To deal with his condition, Jerry took dancing and singing lessons (his other, typically sized siblings did, too) and learned he had flair for entertainment. This soon led to what has been his lifelong career in show business.
His big break came when he was added to the troupe known as "Singer's Midgets" – Leo Singer was an entrepreneur who made a living off the talents of little people. When it was learned that MGM was hiring large numbers of midgets for their upcoming film about Dorothy and her trip to Oz based on the beloved children's book, Singer recruited as many midgets as he could find, and Jerry was among those who got the call. He was not only a member of the Munchkin chorus but got a special part – better paid – as one of the Lullabye League, a gang of "toughs" who inhabited the sewers of Munchkinland and presented Dorothy with an honorary lollipop.
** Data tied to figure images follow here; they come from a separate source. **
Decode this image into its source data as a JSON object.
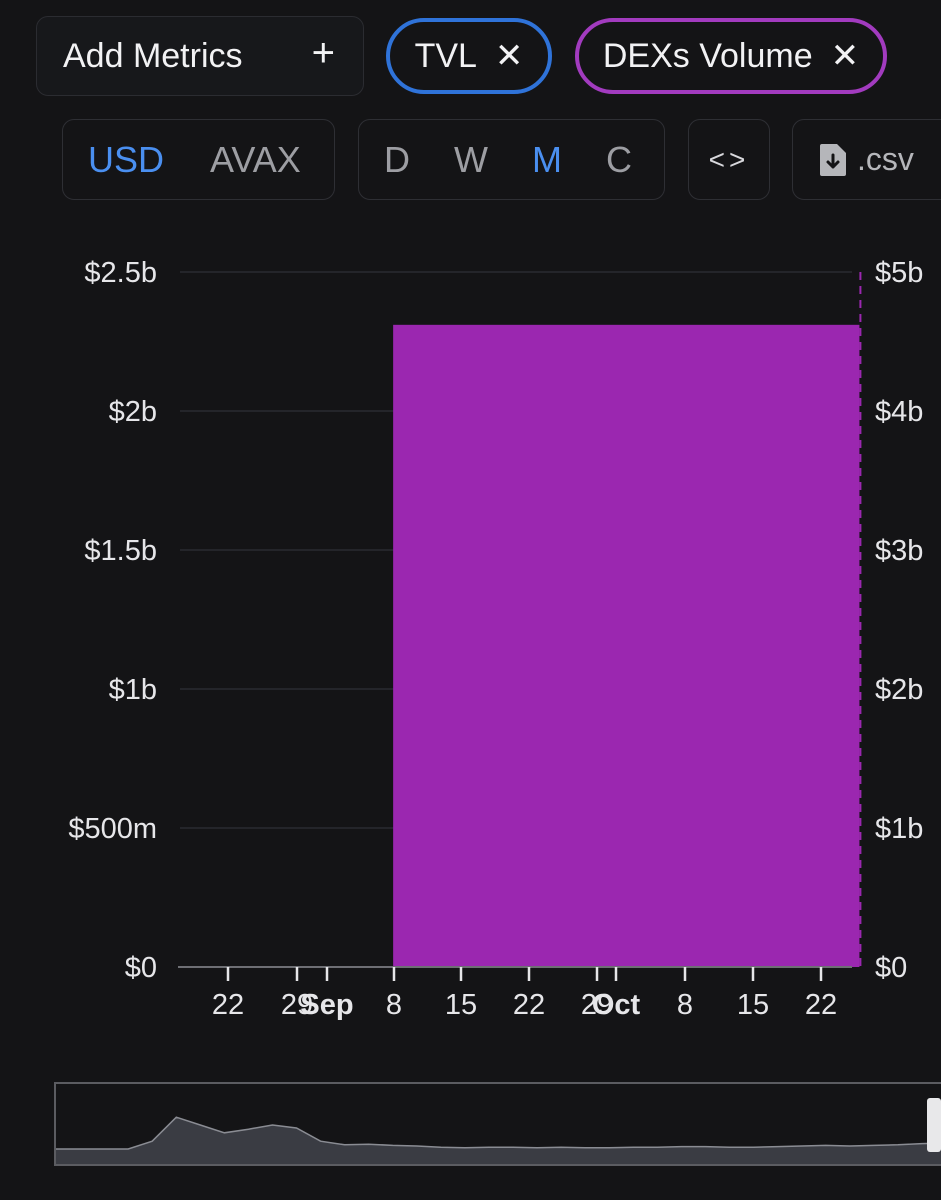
{
  "toolbar": {
    "add_metrics_label": "Add Metrics",
    "add_metrics_icon": "plus-icon",
    "chips": [
      {
        "label": "TVL",
        "color": "#2f73d9",
        "close_icon": "close-icon"
      },
      {
        "label": "DEXs Volume",
        "color": "#a23bbf",
        "close_icon": "close-icon"
      }
    ]
  },
  "controls": {
    "currency": {
      "options": [
        "USD",
        "AVAX"
      ],
      "selected": "USD"
    },
    "period": {
      "options": [
        "D",
        "W",
        "M",
        "C"
      ],
      "selected": "M"
    },
    "embed_icon": "code-icon",
    "csv_icon": "file-download-icon",
    "csv_label": ".csv"
  },
  "chart_data": {
    "type": "bar",
    "title": "",
    "left_axis": {
      "ticks": [
        "$0",
        "$500m",
        "$1b",
        "$1.5b",
        "$2b",
        "$2.5b"
      ],
      "ylim": [
        0,
        2500000000
      ]
    },
    "right_axis": {
      "ticks": [
        "$0",
        "$1b",
        "$2b",
        "$3b",
        "$4b",
        "$5b"
      ],
      "ylim": [
        0,
        5000000000
      ]
    },
    "x_ticks": [
      "22",
      "29",
      "Sep",
      "8",
      "15",
      "22",
      "29",
      "Oct",
      "8",
      "15",
      "22"
    ],
    "x_tick_bold": [
      "Sep",
      "Oct"
    ],
    "series": [
      {
        "name": "DEXs Volume",
        "color": "#9b27b0",
        "axis": "right",
        "points": [
          {
            "start": "2024-09-08",
            "end": "2024-10-26",
            "value": 4620000000
          }
        ]
      },
      {
        "name": "TVL",
        "color": "#2f73d9",
        "axis": "left",
        "points": []
      }
    ],
    "grid": true,
    "legend": "none"
  },
  "overview": {
    "color": "#3a3c43",
    "line_color": "#8a8c93",
    "values": [
      0.05,
      0.05,
      0.05,
      0.05,
      0.18,
      0.58,
      0.45,
      0.32,
      0.38,
      0.45,
      0.4,
      0.18,
      0.12,
      0.13,
      0.11,
      0.1,
      0.08,
      0.07,
      0.08,
      0.08,
      0.07,
      0.08,
      0.07,
      0.07,
      0.08,
      0.08,
      0.09,
      0.09,
      0.08,
      0.08,
      0.09,
      0.1,
      0.11,
      0.1,
      0.11,
      0.12,
      0.14,
      0.15
    ]
  }
}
Most importantly, from working on
TWOO, Jerry met other midgets and made contacts in the entertainment business that kept him in short pants (that's a joke) for the rest of his life. He says, "I realized just how many little people there are in the world. I wasn't the only one in the neighborhood."
In his long career, highlighted with many charming photographs, Jerry played a cigar-smoking baby in the
Our Gang series, a chimpanzee in Bing Crosby and Bob Hope's Road to Morocco, and the Oscar Meyer Weiner boy. He was "Buster Brown" selling children's shoes, a chimp again in
Planet of the Apes, a comic for The Gong Show, and once played the White House dressed as a frog. He and his wife even appeared on an episode of
Seinfeld, as the parents of one of Kramer's girlfriends. In fact, Jerry has been an all-around hard-working star, energetic and well liked, willing to do anything the script called for. He never regarded his stature as anything but a boon, and that in turn has made him seem larger than life, and taller than many lesser, more self-absorbed entertainers.